Barbara October 5, 2015 at 2:33 pm

I’m unclear about the nutritional facts. It says 162 calories in a serving but it doesn’t say how many balls to a serving. I am assuming that the 21 servings means the recipe makes 21 balls.


Sharon October 6, 2015 at 12:19 pm

Yes, one ball = one serving. Enjoy! :)


Ayesha February 28, 2016 at 4:00 am

A friend made these, wow! I’m struggling to find green lentils, could I use brown? Can’t wait to experiment!


Sharon February 28, 2016 at 11:54 am

I haven’t tried brown lentils, but I think it should work fine. Thanks Ayesha! :)

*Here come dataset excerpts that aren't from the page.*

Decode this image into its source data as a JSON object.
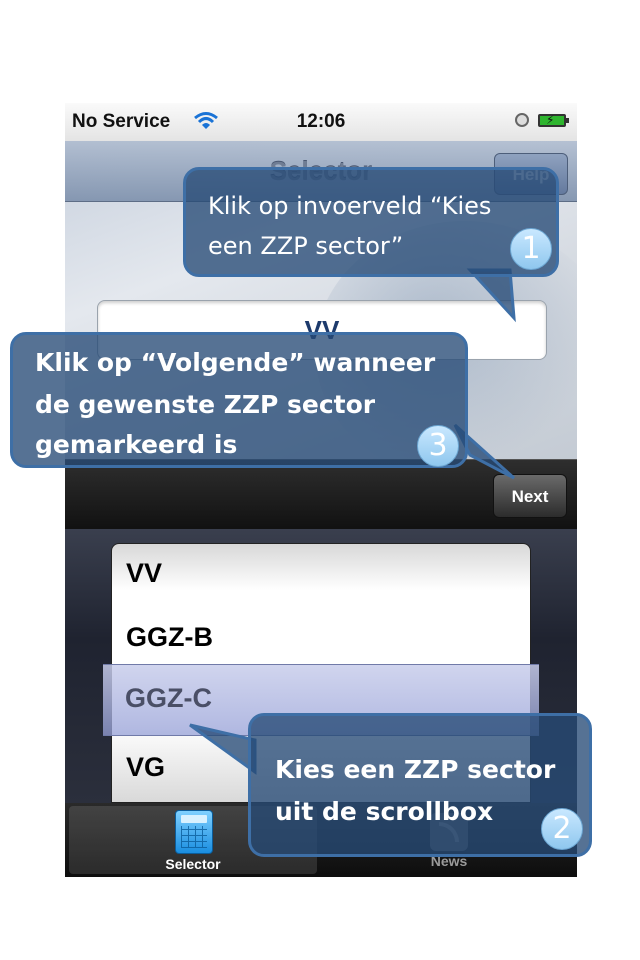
{
  "status_bar": {
    "carrier": "No Service",
    "time": "12:06"
  },
  "nav_bar": {
    "title": "Selector",
    "help_label": "Help"
  },
  "sector_field": {
    "value": "VV"
  },
  "toolbar": {
    "next_label": "Next"
  },
  "picker": {
    "rows": [
      "VV",
      "GGZ-B",
      "GGZ-C",
      "VG"
    ],
    "selected": "GGZ-C"
  },
  "tab_bar": {
    "tabs": [
      {
        "label": "Selector",
        "icon": "calculator-icon",
        "active": true
      },
      {
        "label": "News",
        "icon": "rss-icon",
        "active": false
      }
    ]
  },
  "callouts": [
    {
      "number": "1",
      "text_lines": [
        "Klik op invoerveld “Kies",
        "een ZZP sector”"
      ]
    },
    {
      "number": "2",
      "text_lines": [
        "Kies een ZZP sector",
        "uit de scrollbox"
      ]
    },
    {
      "number": "3",
      "text_lines": [
        "Klik op “Volgende” wanneer",
        "de gewenste ZZP sector",
        "gemarkeerd is"
      ]
    }
  ],
  "colors": {
    "callout_fill": "#264a76",
    "callout_border": "#3e6fa6",
    "badge": "#a9d6f5"
  }
}
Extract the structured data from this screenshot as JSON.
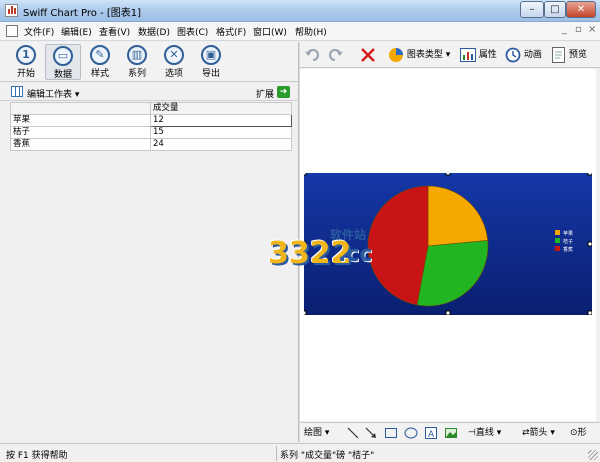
{
  "window": {
    "title": "Swiff Chart Pro - [图表1]",
    "minimize": "–",
    "maximize": "□",
    "close": "✕"
  },
  "menu": {
    "items": [
      "文件(F)",
      "编辑(E)",
      "查看(V)",
      "数据(D)",
      "图表(C)",
      "格式(F)",
      "窗口(W)",
      "帮助(H)"
    ],
    "right_controls": [
      "_",
      "▫",
      "×"
    ]
  },
  "left_toolbar": {
    "buttons": [
      {
        "label": "开始",
        "icon": "step-one-icon",
        "glyph": "1"
      },
      {
        "label": "数据",
        "icon": "data-icon",
        "glyph": "▭",
        "active": true
      },
      {
        "label": "样式",
        "icon": "style-brush-icon",
        "glyph": "✎"
      },
      {
        "label": "系列",
        "icon": "series-bars-icon",
        "glyph": "▥"
      },
      {
        "label": "选项",
        "icon": "options-tools-icon",
        "glyph": "✕"
      },
      {
        "label": "导出",
        "icon": "export-disk-icon",
        "glyph": "▣"
      }
    ]
  },
  "worksheet": {
    "title": "编辑工作表",
    "dropdown": "▾",
    "expand_label": "扩展",
    "header": [
      "",
      "成交量"
    ],
    "rows": [
      {
        "name": "苹果",
        "value": "12"
      },
      {
        "name": "桔子",
        "value": "15"
      },
      {
        "name": "香蕉",
        "value": "24"
      }
    ]
  },
  "right_toolbar": {
    "chart_type_label": "图表类型",
    "properties_label": "属性",
    "animation_label": "动画",
    "preview_label": "预览"
  },
  "chart_data": {
    "type": "pie",
    "categories": [
      "苹果",
      "桔子",
      "香蕉"
    ],
    "series": [
      {
        "name": "成交量",
        "values": [
          12,
          15,
          24
        ]
      }
    ],
    "colors": [
      "#f5a800",
      "#22b522",
      "#c81414"
    ],
    "legend": {
      "position": "right",
      "entries": [
        "苹果",
        "桔子",
        "香蕉"
      ]
    },
    "background": "blue-gradient",
    "title": "",
    "xlabel": "",
    "ylabel": ""
  },
  "draw_toolbar": {
    "draw_label": "绘图",
    "line_label": "直线",
    "arrow_label": "箭头",
    "shape_label": "形"
  },
  "status": {
    "help_text": "按 F1 获得帮助",
    "selection_text": "系列 \"成交量\"磅 \"桔子\""
  },
  "watermark": {
    "logo_number": "3322",
    "logo_domain": ".cc",
    "logo_text": "软件站"
  }
}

MaryBeth May 14, 2016 at 9:00 am

Do you know calorie count per ball/bit?


Sharon May 17, 2016 at 2:05 pm

Maybe 250-300 per ball?


Dijana June 1, 2016 at 7:03 pm

For those who said it’s too dry to form a ball I would add a splash or two of coconut milk. Oats would soak it up anyways. Just my thought , never tried 😬
Btw your balls looks and sounds awesome


Sharon June 2, 2016 at 11:49 am

Thanks Dijana! Great suggestion. :)


Debb June 4, 2016 at 3:04 pm

I love the concept of this recipe, but the consistency was so soft and crumbly there was no way to get it to form into balls at all. I tried pressing it into a pan to cut into bars but even after several hours chilling, the mixture was so crumbly the “bars” just fell into crumbs when I tried to pick them up. I have no idea what I’m going to do with all this “protein crumble” now. It is really tasty for sure but there is something missing from the ingredient combination, there’s just no way to make it stay together. Thinking about sprinkling it on yogurt maybe, but it is already so high calorie I’m not sure if that’s going to be doable. There has to be something else besides the advise of adding more peanut butter or honey, that will just make it more calories and more gooey I think.


Amanda July 15, 2016 at 9:42 am

Do you have the breakdown of the nutritional value. They look great


Amanda July 15, 2016 at 9:55 am

Do you have the nutritional information?


Sharon July 15, 2016 at 11:59 am

Click the link at the bottom of the post for the nutritional stats.


Shawn July 15, 2016 at 6:13 pm

Ok….mine look NOTHING like the photo. They were more like blobs than balls. If you try to eat them with hands they fall apart. They tasted good but had to be eaten with a spoon like sticky granola. How do you get them to stick into balls?